Part 14: SHAP interaction validation (optional)

Part 14: SHAP interaction validation (optional)¶

NID tells you what interactions the CANN learned from the GLM's residuals. As a second opinion, you can compute SHAP interaction values from the CatBoost model you trained in Module 3. When both methods flag the same pair, the evidence is stronger.

This section requires catboost and shapiq. If you did not install them, skip to Part 15.

# Check if CatBoost and shapiq are available
try:
    from catboost import CatBoostRegressor, Pool
    import shapiq
    SHAP_AVAILABLE = True
    print("CatBoost and shapiq available.")
except ImportError:
    SHAP_AVAILABLE = False
    print("CatBoost or shapiq not available. Skipping SHAP validation.")
    print("Install with: %pip install catboost shapiq")

Train a CatBoost model as the SHAP oracle¶

if SHAP_AVAILABLE:
    cat_features = ["area", "vehicle_group", "age_band", "annual_mileage"]

    X_pd_cb = X.to_pandas()
    for col in cat_features:
        X_pd_cb[col] = X_pd_cb[col].astype(str)

    pool = Pool(
        X_pd_cb,
        label=y,
        baseline=np.log(exposure_arr),  # log-exposure offset for Poisson model; do not use weight=
        cat_features=cat_features,
    )

    cb_model = CatBoostRegressor(
        iterations=500,
        depth=6,
        learning_rate=0.05,
        loss_function="Poisson",
        random_seed=42,
        verbose=False,
    )
    cb_model.fit(pool)
    print("CatBoost training complete.")

This is the same CatBoost Poisson model from Module 3. If you have the Module 3 notebook still open, use that fitted model directly rather than retraining.

Re-run the detector with SHAP validation¶

if SHAP_AVAILABLE:
    detector_shap = InteractionDetector(family="poisson", config=cfg)
    detector_shap.fit(
        X=X,
        y=y,
        glm_predictions=mu_glm,
        exposure=exposure_arr,
        shap_model=cb_model,   # Pass the CatBoost model for SHAP interaction validation
    )

    # The full table now includes shap_score, shap_rank, and consensus_score
    table_shap = detector_shap.interaction_table()
    print(
        table_shap.select([
            "feature_1", "feature_2",
            "nid_score_normalised",
            "shap_score_normalised",
            "nid_rank", "shap_rank",
            "consensus_score",
            "recommended",
        ]).head(10)
    )

Interpreting the consensus: A pair that ranks first by NID and also ranks first by SHAP is very strong evidence of a genuine interaction. A pair that ranks third by NID but fifteenth by SHAP is worth scrutinising: the CANN found something the GBM did not, which could mean the interaction is an artefact of CANN training, or that the SHAP calculation is obscuring a real interaction via the independence assumption (SHAP interaction values assume features can be independently perturbed, which is violated by the structural correlation between age and NCD in UK motor).

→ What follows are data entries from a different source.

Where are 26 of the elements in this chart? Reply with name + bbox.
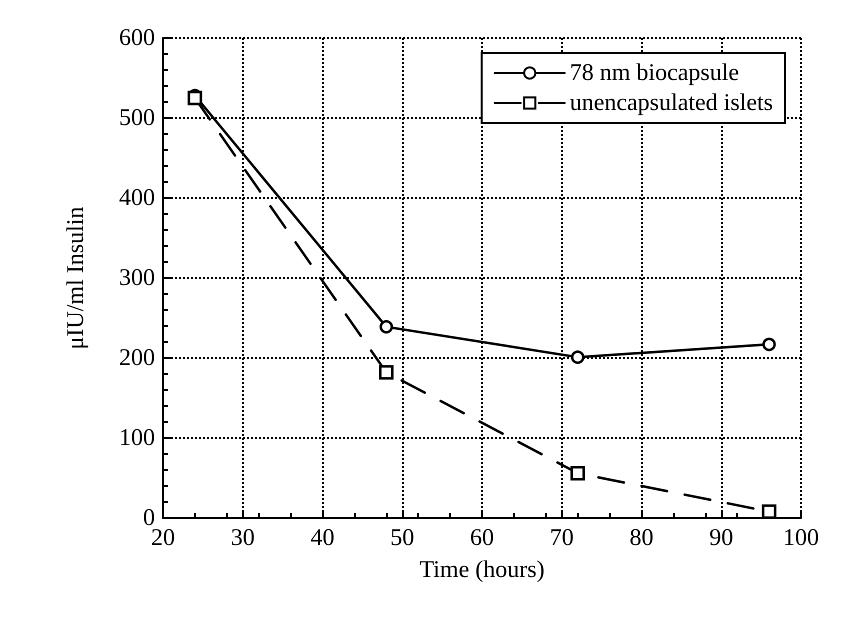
x-tick-label: 50: [390, 525, 414, 551]
legend-label: unencapsulated islets: [570, 90, 774, 116]
point: [762, 338, 776, 352]
x-tick-label: 90: [709, 525, 734, 551]
point: [570, 350, 584, 364]
x-tick-label: 60: [470, 525, 494, 551]
point: [188, 90, 202, 106]
y-tick-label: 500: [119, 105, 155, 131]
y-tick-label: 600: [119, 25, 155, 51]
x-tick-label: 80: [630, 525, 654, 551]
point: [380, 320, 394, 334]
y-tick-label: 300: [119, 265, 155, 291]
y-tick-label: 200: [119, 345, 155, 371]
x-tick-label: 100: [783, 525, 819, 551]
y-tick-label: 400: [119, 185, 155, 211]
x-tick-label: 20: [151, 525, 175, 551]
point: [762, 504, 776, 519]
point: [379, 365, 394, 380]
y-axis-title: μIU/ml Insulin: [63, 206, 89, 350]
x-axis-title: Time (hours): [419, 557, 545, 583]
x-tick-label: 70: [550, 525, 574, 551]
x-tick-label: 40: [310, 525, 334, 551]
y-tick-label: 100: [119, 425, 155, 451]
point: [570, 466, 585, 480]
legend-label: 78 nm biocapsule: [570, 60, 740, 86]
x-tick-label: 30: [230, 525, 255, 551]
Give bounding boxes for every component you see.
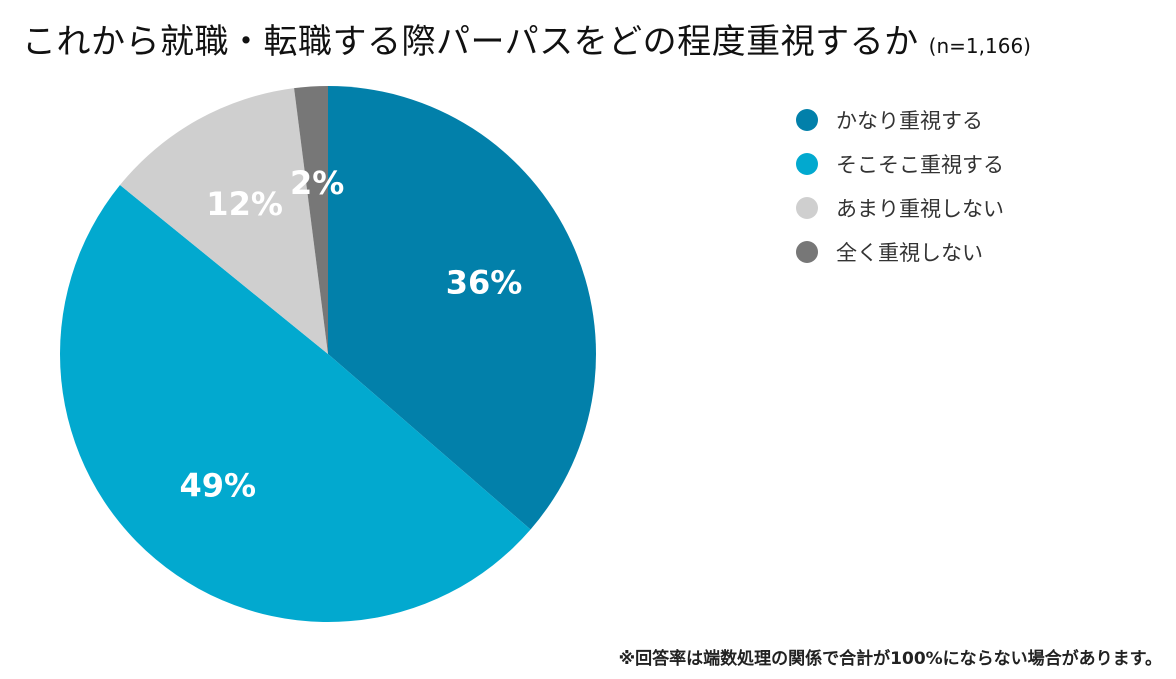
legend-swatch (796, 109, 818, 131)
legend-swatch (796, 241, 818, 263)
footnote: ※回答率は端数処理の関係で合計が100%にならない場合があります。 (618, 649, 1162, 669)
pie-slices (59, 86, 596, 623)
legend-label: かなり重視する (836, 109, 983, 133)
slice-label-1: 36% (446, 264, 523, 302)
chart-title-main: これから就職・転職する際パーパスをどの程度重視するか (22, 22, 919, 62)
slice-label-2: 49% (179, 466, 256, 504)
pie-slice-4 (294, 86, 328, 354)
legend-item-1: かなり重視する (796, 106, 1004, 134)
legend-item-3: あまり重視しない (796, 194, 1004, 222)
legend-swatch (796, 153, 818, 175)
legend-swatch (796, 197, 818, 219)
pie-slice-3 (119, 88, 329, 354)
slice-label-3: 12% (206, 185, 283, 223)
legend-item-4: 全く重視しない (796, 238, 1004, 266)
legend: かなり重視する そこそこ重視する あまり重視しない 全く重視しない (796, 106, 1004, 282)
legend-label: あまり重視しない (836, 197, 1004, 221)
sample-size-label: (n=1,166) (928, 34, 1031, 58)
slice-label-4: 2% (290, 164, 344, 202)
legend-item-2: そこそこ重視する (796, 150, 1004, 178)
pie-slice-labels: 36% 49% 12%2% (179, 164, 522, 505)
legend-label: そこそこ重視する (836, 153, 1004, 177)
pie-slice-2 (59, 185, 531, 623)
pie-slice-1 (328, 86, 596, 530)
legend-label: 全く重視しない (836, 241, 983, 265)
chart-title: これから就職・転職する際パーパスをどの程度重視するか (n=1,166) (22, 14, 1031, 63)
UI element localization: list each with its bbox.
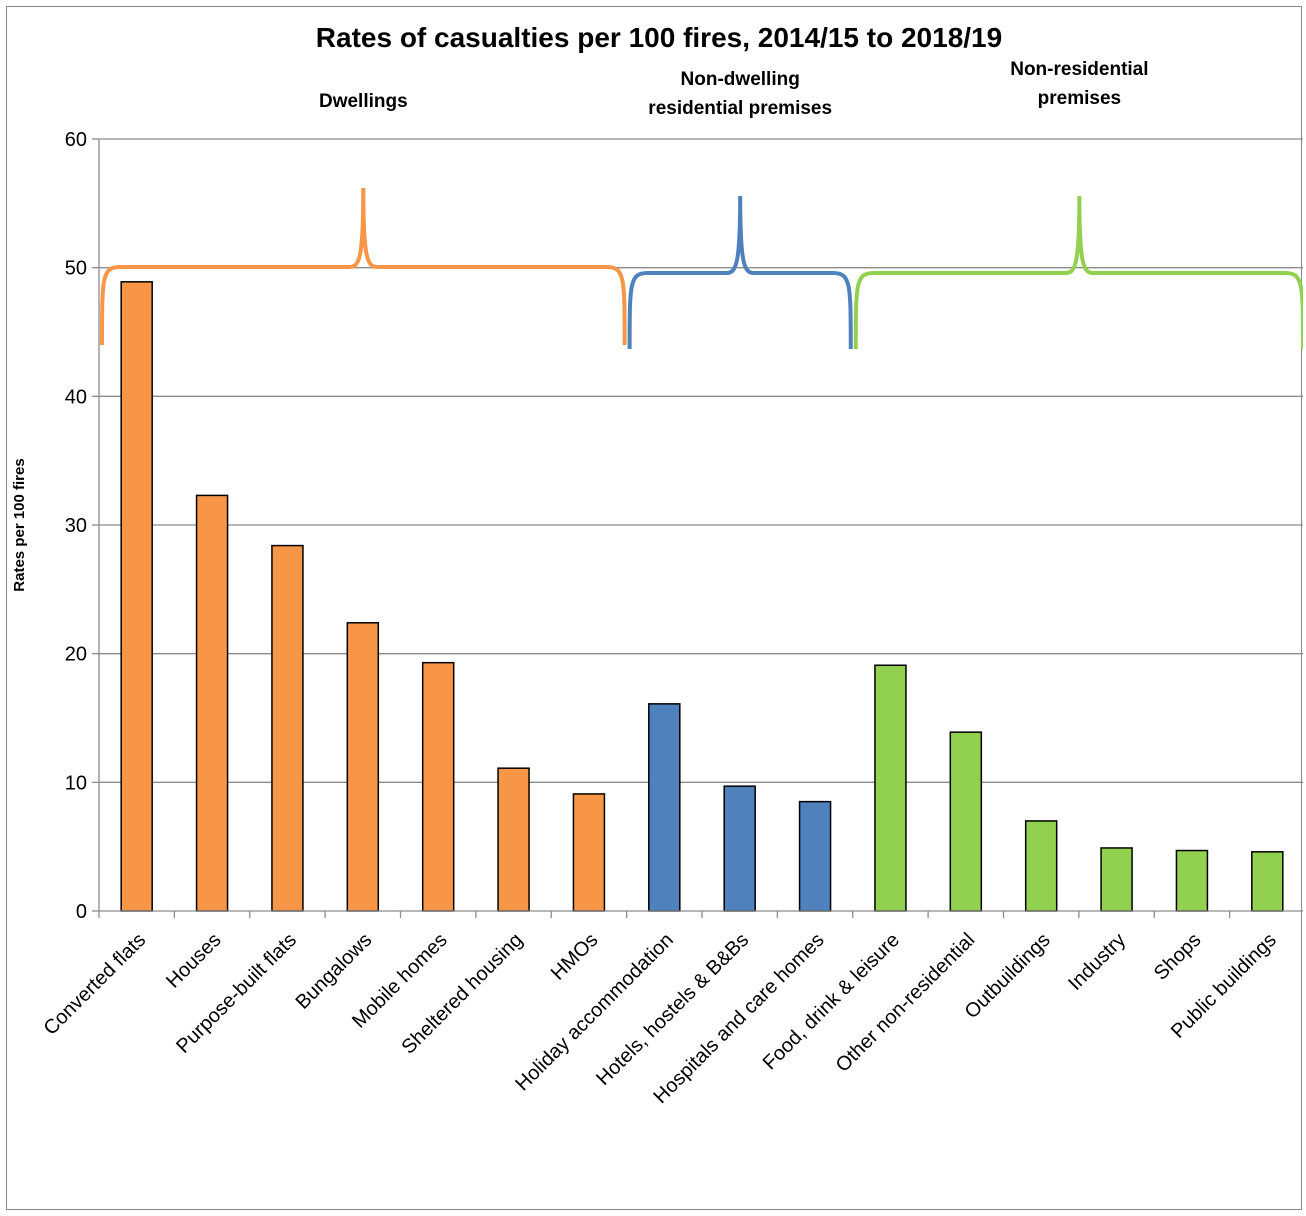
- bar: [1175, 849, 1209, 912]
- group-brace: [100, 187, 627, 346]
- y-tick-label: 50: [65, 258, 87, 280]
- group-label: residential premises: [648, 98, 832, 119]
- bar: [195, 494, 229, 912]
- bar: [346, 622, 380, 912]
- y-tick-label: 20: [65, 644, 87, 666]
- bar: [1251, 851, 1284, 912]
- bar-chart: Rates of casualties per 100 fires, 2014/…: [11, 22, 1306, 1108]
- x-tick-label: Converted flats: [40, 929, 151, 1040]
- x-tick-label: Food, drink & leisure: [759, 929, 904, 1074]
- x-tick-label: Industry: [1064, 929, 1130, 995]
- bars: [120, 281, 1284, 912]
- group-labels: Dwellings Non-dwelling residential premise…: [319, 59, 1149, 119]
- axes: [98, 139, 1305, 912]
- chart-title: Rates of casualties per 100 fires, 2014/…: [316, 22, 1002, 53]
- y-tick-label: 0: [76, 901, 87, 923]
- x-tick-label: Houses: [162, 929, 226, 993]
- group-label: Non-dwelling: [681, 69, 800, 90]
- bar: [1024, 820, 1058, 912]
- x-tick-label: Shops: [1150, 929, 1206, 985]
- bar: [572, 793, 606, 912]
- bar: [1100, 847, 1133, 912]
- bar: [723, 785, 756, 912]
- bar: [949, 731, 983, 912]
- group-braces: [100, 187, 1305, 350]
- group-label: Non-residential: [1010, 59, 1148, 80]
- group-brace: [627, 195, 853, 350]
- bar: [271, 544, 304, 912]
- x-tick-label: HMOs: [547, 929, 603, 985]
- x-tick-label: Other non-residential: [832, 929, 980, 1077]
- y-tick-label: 60: [65, 129, 87, 151]
- y-tick-label: 10: [65, 772, 87, 794]
- x-tick-label: Hotels, hostels & B&Bs: [592, 929, 753, 1090]
- bar: [648, 703, 681, 912]
- y-tick-labels: 0 10 20 30 40 50 60: [65, 129, 87, 923]
- y-axis-label: Rates per 100 fires: [11, 458, 28, 591]
- chart-frame: Rates of casualties per 100 fires, 2014/…: [6, 6, 1306, 1210]
- bar: [120, 281, 153, 912]
- group-label: premises: [1038, 88, 1121, 109]
- group-brace: [853, 195, 1305, 350]
- bar: [421, 661, 455, 912]
- bar: [497, 767, 530, 912]
- bar: [874, 664, 907, 912]
- x-tick-label: Holiday accommodation: [511, 929, 677, 1095]
- group-label: Dwellings: [319, 91, 408, 112]
- y-tick-label: 40: [65, 386, 87, 408]
- bar: [798, 800, 832, 912]
- y-tick-label: 30: [65, 515, 87, 537]
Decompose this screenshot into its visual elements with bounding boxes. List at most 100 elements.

Why NID and SHAP can disagree¶

SHAP interaction values (technically: Shapley interaction indices) answer a different question from NID. SHAP interaction values measure how much the combined perturbation of two features changes the prediction, over and above the sum of individual perturbations. NID measures how much co-participation in the CANN's hidden units two features show.

The two methods can disagree because:

SHAP interaction values depend on the reference distribution (the conditional or marginal expectation). For correlated features like age and NCD, the reference distribution matters a lot.
NID depends on the CANN having converged. A noisy training run can inflate scores for spurious pairs.

Neither method is ground truth. The LR test is the ground truth for statistical significance. NID and SHAP are ranking tools for prioritising which pairs to test.